The first approach would involve a theoretical analysis of the different concepts related to representation development : e.g. agent, situation, goal, object, ... This analysis could be based on existing theories, such as systems theory, theories of self-organization, epistemology, psychological theories of cognitive development, artificial intelligence models of learning and discovery, cognitive modelling, frameworks for representation in logic, mathematics and physics, ... The result of this analysis would be to provide fundamental definitions of the concepts in terms of more primitive concepts (e.g. the concept of distinction). For example, a proposition, or Boolean distinction, might be defined as a distinction which obeys the two axioms proposed by Spencer-Brown (1969) (cfr. sect. 2). The procedural interpretation of these (declarative) definitions would correspond to a program for constructing a more complex concept (e.g. an algebra of propositions) out of more primitive concepts.

This brings us to the second approach : the set of definitions can be
read as a formal system, consisting of "facts" and "rules". (A provisional
formalism for the deduction of classical and non-classical representations
from a general distinction-based framework can be found in Heylighen, 1987a).
These facts and rules could then be translated in a logic programming language
(e.g. PROLOG), and implemented on a computer. The resulting program would
correspond to an expert system, or rather to a *meta-expert system*,
which would allow to infer higher-order distinction systems (i.e. representations)

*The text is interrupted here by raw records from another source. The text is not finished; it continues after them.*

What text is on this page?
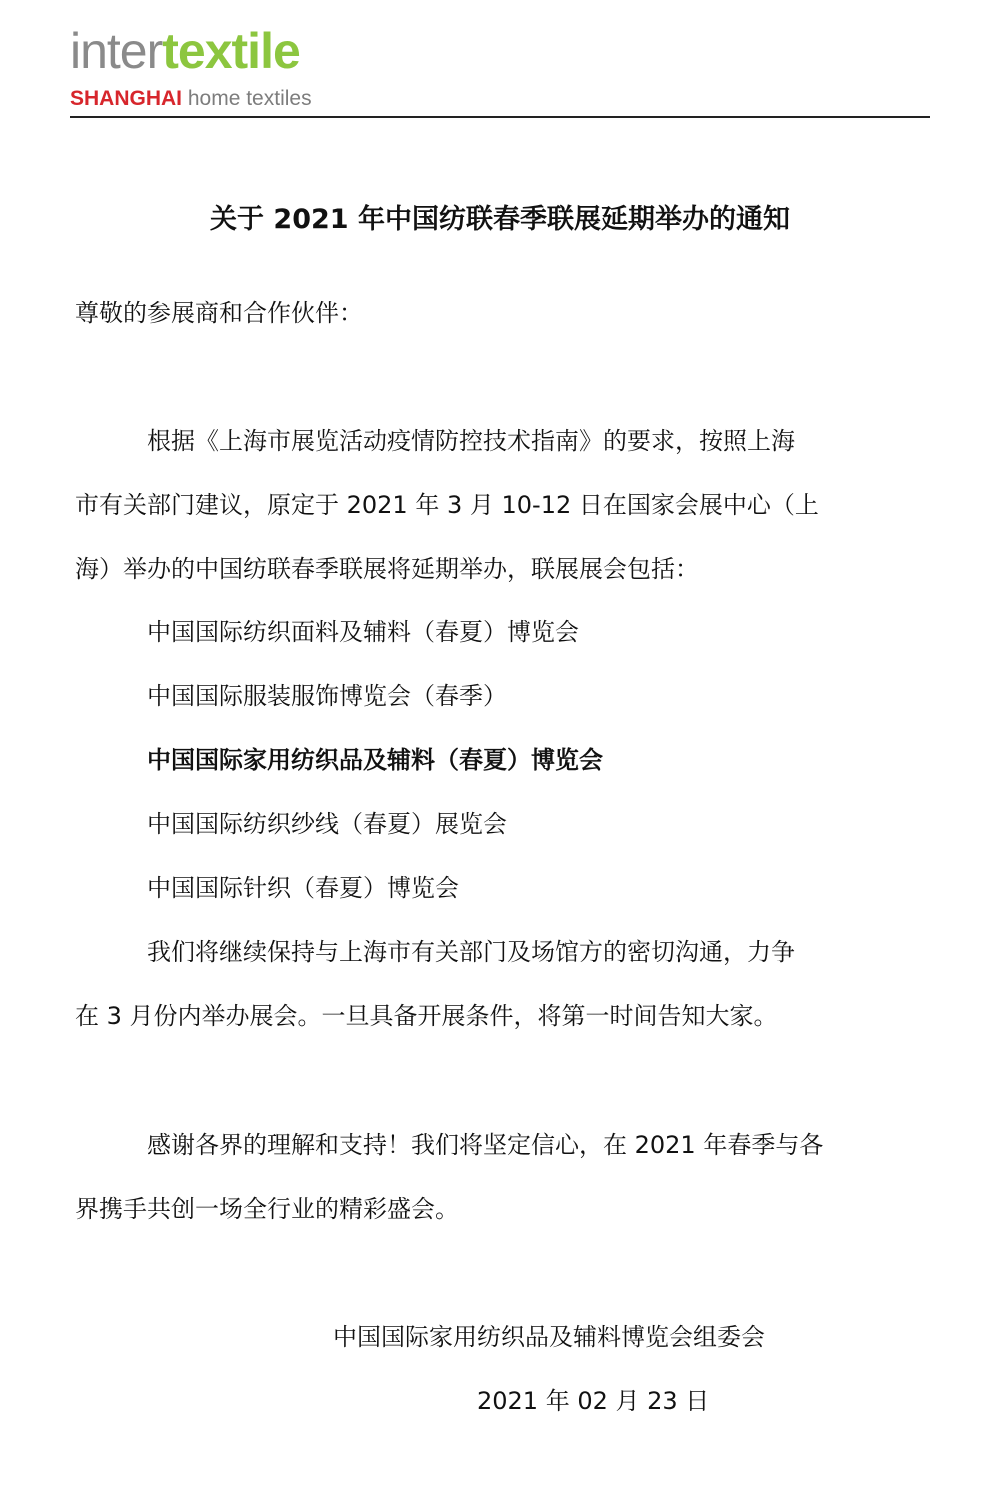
intertextile
SHANGHAI home textiles
关于 2021 年中国纺联春季联展延期举办的通知
尊敬的参展商和合作伙伴：
根据《上海市展览活动疫情防控技术指南》的要求，按照上海
市有关部门建议，原定于 2021 年 3 月 10-12 日在国家会展中心（上
海）举办的中国纺联春季联展将延期举办，联展展会包括：
中国国际纺织面料及辅料（春夏）博览会
中国国际服装服饰博览会（春季）
中国国际家用纺织品及辅料（春夏）博览会
中国国际纺织纱线（春夏）展览会
中国国际针织（春夏）博览会
我们将继续保持与上海市有关部门及场馆方的密切沟通，力争
在 3 月份内举办展会。一旦具备开展条件，将第一时间告知大家。
感谢各界的理解和支持！我们将坚定信心，在 2021 年春季与各
界携手共创一场全行业的精彩盛会。
中国国际家用纺织品及辅料博览会组委会
2021 年 02 月 23 日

from ill-structured sets of primitive distinctions. The previous approach
could hereby be considered as the preliminary phase of "knowledge acquisition"
or "cognitive systems analysis", which collects and structures the "expert
knowledge" to be implemented. A possible application of such a program
might be the processing of existing expert systems, where a relatively
unstructured list of facts (predicative propositions) and rules would be
given as input, and where the output would consist of a well-organized,
transparent and efficient, quasi-classical representation.

The function of the third approach would be to provide impulses and feedback for the general project, by comparing the theoretical-computational models with observations of real-world phenomena. In order to achieve this, a psychological experiment would be set up, in which experimental subjects would be asked to tackle an ill-structured problem (e.g. a simulation of the administration of a town (cfr. Dörner et al., 1983) or the management of a third world country (cfr. Dörner & Reither, 1978)). They would be provided with a set of primitive distinctions determining the perceived data ("stimuli"), and the fundamental distinction to be maintained ("survival", e.g. of the town organization). Through direct observation, protocol analysis, Kelly grid techniques and interviews the observer would study how the subjects would structure the problem, which goals, operators, states, predicates, objects, ... they would distinguish, and how these representations would evolve under the influence of learning, feedback, and reflection. This process and its results could then be compared with the expectations derived from the theoretical and computer models, allowing to correct them if necessary.